Federal prosecutors stressed the significance of the charges against a leader of the Yakuza, a crime syndicate that operates in multiple countries around the world.

“Ebisawa’s criminal activities have included large-scale narcotics and weapons trafficking, and his international criminal network extends through Asia, Europe, and the United States, among other places,” the indictment states.

U.S. Attorney Damian Williams for the Southern District of New York said in a statement it’s “impossible to overstate the seriousness of the conduct alleged in today’s Indictment.”

“As alleged, Takeshi Ebisawa brazenly trafficked material containing uranium and weapons-grade plutonium from Burma to other countries.

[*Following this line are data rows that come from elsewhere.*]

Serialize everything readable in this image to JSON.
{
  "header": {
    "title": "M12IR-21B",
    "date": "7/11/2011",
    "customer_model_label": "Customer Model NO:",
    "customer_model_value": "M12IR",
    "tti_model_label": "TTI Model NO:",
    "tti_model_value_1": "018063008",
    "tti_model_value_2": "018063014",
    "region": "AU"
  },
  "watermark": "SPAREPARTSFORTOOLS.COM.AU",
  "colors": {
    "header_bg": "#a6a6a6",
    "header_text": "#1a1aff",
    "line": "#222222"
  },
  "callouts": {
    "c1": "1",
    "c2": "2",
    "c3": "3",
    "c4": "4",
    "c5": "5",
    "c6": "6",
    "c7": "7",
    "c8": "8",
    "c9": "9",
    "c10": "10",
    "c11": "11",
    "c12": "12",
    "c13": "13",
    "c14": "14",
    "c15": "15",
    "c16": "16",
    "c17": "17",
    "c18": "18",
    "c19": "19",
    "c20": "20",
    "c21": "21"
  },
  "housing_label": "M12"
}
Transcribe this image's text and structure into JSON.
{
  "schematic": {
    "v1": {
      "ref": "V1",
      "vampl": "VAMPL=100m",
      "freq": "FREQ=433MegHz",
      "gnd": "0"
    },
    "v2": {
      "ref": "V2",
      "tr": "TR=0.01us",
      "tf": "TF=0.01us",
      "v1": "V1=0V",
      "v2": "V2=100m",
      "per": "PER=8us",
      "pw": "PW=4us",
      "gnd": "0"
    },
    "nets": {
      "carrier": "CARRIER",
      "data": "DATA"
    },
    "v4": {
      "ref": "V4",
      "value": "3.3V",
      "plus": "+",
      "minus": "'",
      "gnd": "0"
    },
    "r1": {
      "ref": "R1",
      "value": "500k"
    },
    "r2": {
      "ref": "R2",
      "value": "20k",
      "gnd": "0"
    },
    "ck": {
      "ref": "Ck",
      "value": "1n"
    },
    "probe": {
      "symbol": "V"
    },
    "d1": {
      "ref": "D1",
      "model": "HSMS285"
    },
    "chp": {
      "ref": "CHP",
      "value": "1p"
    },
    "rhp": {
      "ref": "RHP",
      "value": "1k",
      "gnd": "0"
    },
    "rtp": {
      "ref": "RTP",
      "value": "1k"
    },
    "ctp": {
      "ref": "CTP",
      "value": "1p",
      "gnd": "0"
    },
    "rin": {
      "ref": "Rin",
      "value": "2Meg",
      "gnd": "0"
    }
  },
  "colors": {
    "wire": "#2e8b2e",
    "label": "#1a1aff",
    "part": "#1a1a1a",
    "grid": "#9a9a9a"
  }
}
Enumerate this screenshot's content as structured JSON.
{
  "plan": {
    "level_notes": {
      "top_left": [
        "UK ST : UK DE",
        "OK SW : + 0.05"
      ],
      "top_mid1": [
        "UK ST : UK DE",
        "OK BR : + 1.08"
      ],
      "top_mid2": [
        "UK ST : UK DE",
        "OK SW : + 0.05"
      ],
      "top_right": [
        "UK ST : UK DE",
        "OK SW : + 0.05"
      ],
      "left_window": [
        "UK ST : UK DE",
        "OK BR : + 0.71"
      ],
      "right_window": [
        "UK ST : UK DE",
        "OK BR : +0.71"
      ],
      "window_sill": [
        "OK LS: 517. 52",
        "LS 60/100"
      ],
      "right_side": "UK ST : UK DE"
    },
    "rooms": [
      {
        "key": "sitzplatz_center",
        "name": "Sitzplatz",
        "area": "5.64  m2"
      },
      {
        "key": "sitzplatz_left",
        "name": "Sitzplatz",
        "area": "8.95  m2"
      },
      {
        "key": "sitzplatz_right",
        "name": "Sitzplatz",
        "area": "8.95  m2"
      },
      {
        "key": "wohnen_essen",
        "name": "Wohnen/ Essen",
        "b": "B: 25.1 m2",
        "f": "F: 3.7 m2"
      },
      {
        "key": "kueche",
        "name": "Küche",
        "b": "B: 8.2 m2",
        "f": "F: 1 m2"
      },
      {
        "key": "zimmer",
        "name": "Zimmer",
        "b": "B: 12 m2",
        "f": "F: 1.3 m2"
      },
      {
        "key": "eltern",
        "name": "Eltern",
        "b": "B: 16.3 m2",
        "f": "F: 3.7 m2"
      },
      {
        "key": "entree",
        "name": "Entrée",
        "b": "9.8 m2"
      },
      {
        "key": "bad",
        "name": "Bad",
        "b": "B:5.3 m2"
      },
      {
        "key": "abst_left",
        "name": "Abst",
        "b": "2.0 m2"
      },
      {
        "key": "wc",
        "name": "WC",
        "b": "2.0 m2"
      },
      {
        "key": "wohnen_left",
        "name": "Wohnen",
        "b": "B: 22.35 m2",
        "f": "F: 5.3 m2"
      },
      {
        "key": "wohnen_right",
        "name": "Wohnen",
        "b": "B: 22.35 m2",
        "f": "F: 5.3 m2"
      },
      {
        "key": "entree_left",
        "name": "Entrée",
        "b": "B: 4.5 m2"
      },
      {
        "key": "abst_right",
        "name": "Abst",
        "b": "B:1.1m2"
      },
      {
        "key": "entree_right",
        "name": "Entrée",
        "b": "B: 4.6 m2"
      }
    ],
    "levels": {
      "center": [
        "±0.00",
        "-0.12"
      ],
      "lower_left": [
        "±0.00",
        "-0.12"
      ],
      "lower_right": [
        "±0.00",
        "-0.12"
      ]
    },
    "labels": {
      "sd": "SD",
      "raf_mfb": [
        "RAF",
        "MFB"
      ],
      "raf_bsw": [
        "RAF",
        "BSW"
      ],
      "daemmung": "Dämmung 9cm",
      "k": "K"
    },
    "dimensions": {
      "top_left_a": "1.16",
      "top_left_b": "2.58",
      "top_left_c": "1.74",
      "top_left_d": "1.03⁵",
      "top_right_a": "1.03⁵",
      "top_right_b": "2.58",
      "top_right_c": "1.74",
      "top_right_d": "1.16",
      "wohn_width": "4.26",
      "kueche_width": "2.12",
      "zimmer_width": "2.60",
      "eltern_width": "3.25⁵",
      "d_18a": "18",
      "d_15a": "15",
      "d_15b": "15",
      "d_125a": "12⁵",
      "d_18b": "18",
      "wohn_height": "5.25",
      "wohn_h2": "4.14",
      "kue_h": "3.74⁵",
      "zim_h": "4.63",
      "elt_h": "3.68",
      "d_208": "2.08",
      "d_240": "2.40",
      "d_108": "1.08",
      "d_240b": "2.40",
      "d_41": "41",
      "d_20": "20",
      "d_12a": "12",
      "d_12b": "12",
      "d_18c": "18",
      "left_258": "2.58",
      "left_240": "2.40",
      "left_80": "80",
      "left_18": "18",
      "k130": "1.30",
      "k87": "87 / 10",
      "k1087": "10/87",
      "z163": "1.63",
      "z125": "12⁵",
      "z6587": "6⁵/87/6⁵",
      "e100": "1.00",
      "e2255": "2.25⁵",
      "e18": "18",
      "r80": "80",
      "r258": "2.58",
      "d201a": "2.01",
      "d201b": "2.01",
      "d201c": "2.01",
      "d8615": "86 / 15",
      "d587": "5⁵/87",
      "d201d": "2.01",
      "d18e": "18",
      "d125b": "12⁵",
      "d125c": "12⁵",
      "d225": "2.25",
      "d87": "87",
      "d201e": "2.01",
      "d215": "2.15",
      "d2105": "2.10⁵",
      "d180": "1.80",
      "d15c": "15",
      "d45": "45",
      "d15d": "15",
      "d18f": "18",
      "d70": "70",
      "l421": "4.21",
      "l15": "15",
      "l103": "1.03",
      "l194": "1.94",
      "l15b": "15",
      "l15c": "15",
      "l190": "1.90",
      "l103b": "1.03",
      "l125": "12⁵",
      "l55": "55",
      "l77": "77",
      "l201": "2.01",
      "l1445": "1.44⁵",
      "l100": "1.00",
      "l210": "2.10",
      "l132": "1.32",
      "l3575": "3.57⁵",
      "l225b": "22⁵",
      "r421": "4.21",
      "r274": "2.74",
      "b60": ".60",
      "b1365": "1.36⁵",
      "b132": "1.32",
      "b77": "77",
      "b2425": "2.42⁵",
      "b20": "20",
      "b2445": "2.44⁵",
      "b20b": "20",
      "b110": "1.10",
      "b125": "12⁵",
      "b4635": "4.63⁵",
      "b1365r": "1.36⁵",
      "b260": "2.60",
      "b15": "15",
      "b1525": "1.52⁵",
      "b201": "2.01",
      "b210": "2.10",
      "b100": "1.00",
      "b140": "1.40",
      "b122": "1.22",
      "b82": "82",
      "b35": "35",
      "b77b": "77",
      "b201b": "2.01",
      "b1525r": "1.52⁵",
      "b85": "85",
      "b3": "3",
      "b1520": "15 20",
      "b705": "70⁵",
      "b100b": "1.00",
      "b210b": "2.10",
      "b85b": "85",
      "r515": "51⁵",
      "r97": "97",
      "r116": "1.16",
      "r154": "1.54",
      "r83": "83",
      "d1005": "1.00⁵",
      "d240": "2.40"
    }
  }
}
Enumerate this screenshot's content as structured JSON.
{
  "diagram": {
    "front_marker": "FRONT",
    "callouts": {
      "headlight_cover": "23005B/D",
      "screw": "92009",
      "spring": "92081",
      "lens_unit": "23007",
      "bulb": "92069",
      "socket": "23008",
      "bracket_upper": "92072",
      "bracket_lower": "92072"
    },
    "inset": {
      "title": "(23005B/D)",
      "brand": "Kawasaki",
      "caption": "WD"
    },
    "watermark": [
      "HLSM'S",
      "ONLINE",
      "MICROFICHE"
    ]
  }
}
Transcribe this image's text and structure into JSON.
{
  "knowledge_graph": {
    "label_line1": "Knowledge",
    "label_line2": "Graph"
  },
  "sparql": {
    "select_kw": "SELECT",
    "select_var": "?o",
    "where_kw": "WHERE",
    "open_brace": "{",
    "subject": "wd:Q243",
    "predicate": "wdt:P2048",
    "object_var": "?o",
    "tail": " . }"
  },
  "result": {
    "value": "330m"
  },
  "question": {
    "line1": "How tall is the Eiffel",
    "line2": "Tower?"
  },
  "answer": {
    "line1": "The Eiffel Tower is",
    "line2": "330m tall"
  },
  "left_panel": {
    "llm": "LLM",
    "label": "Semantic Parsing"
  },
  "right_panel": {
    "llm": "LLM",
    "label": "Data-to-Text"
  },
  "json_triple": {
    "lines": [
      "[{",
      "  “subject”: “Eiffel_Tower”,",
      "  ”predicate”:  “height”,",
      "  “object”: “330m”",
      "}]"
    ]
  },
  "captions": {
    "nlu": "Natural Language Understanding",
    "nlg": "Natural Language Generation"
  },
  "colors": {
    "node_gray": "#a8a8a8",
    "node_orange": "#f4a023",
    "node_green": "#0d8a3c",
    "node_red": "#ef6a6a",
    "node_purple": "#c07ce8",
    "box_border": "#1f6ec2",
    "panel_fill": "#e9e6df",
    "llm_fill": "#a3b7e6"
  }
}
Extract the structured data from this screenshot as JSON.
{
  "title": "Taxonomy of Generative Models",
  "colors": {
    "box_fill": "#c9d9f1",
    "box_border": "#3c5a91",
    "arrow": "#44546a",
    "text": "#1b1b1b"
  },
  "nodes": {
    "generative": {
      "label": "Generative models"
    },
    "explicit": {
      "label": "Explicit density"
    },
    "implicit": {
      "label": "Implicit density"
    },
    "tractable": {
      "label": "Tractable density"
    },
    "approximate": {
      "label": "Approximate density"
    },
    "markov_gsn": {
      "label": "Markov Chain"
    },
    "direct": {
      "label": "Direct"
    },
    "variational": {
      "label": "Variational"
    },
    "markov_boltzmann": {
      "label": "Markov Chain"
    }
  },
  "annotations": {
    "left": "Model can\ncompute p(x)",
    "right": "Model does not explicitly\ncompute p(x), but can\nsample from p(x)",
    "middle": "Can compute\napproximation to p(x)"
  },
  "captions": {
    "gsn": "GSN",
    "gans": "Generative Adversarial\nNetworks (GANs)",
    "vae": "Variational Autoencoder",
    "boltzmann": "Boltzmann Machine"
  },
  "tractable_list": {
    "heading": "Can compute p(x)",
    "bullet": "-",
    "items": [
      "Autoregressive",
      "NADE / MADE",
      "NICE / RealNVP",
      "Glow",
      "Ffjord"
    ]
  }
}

He allegedly did so while believing that the material was going to be used in the development of a nuclear weapons program, and the weapons-grade plutonium he trafficked, if produced in sufficient quantities, could have been used for that purpose,” Williams said.

“Even as he allegedly attempted to sell nuclear materials, Ebisawa also negotiated for the purchase of deadly weapons, including surface-to-air missiles,” Williams stated.

According to the indictment, the undercover DEA agent agreed to broker the sale of the nuclear materials from Ebisawa to an associate posing as an Iranian general.

Ebisawa has been charged along with another defendant who was also previously accused of international narcotics trafficking and firearm offenses in 2022. The pair will be arraigned before a judge Thursday afternoon.

DEA Administrator Anne Milgram said the defendants allegedly offered the nuclear material “fully expecting that Iran would use it for nuclear weapons.”

“This is an extraordinary example of the depravity of drug traffickers who operate with total disregard for human life,” Milgram said in a statement.

Assistant Attorney General Matthew Olsen similarly warned of the potential danger if the nuclear material had actually been sold.

Olsen said Ebisawa was allegedly conspiring to sell the nuclear material from Myanmar “and to purchase military weaponry on behalf of an armed insurgent group.”

“It is chilling to imagine the consequences had these efforts succeeded, and the Justice Department will hold accountable those who traffic in these materials and threaten U.S. national security and international stability,” Olsen said.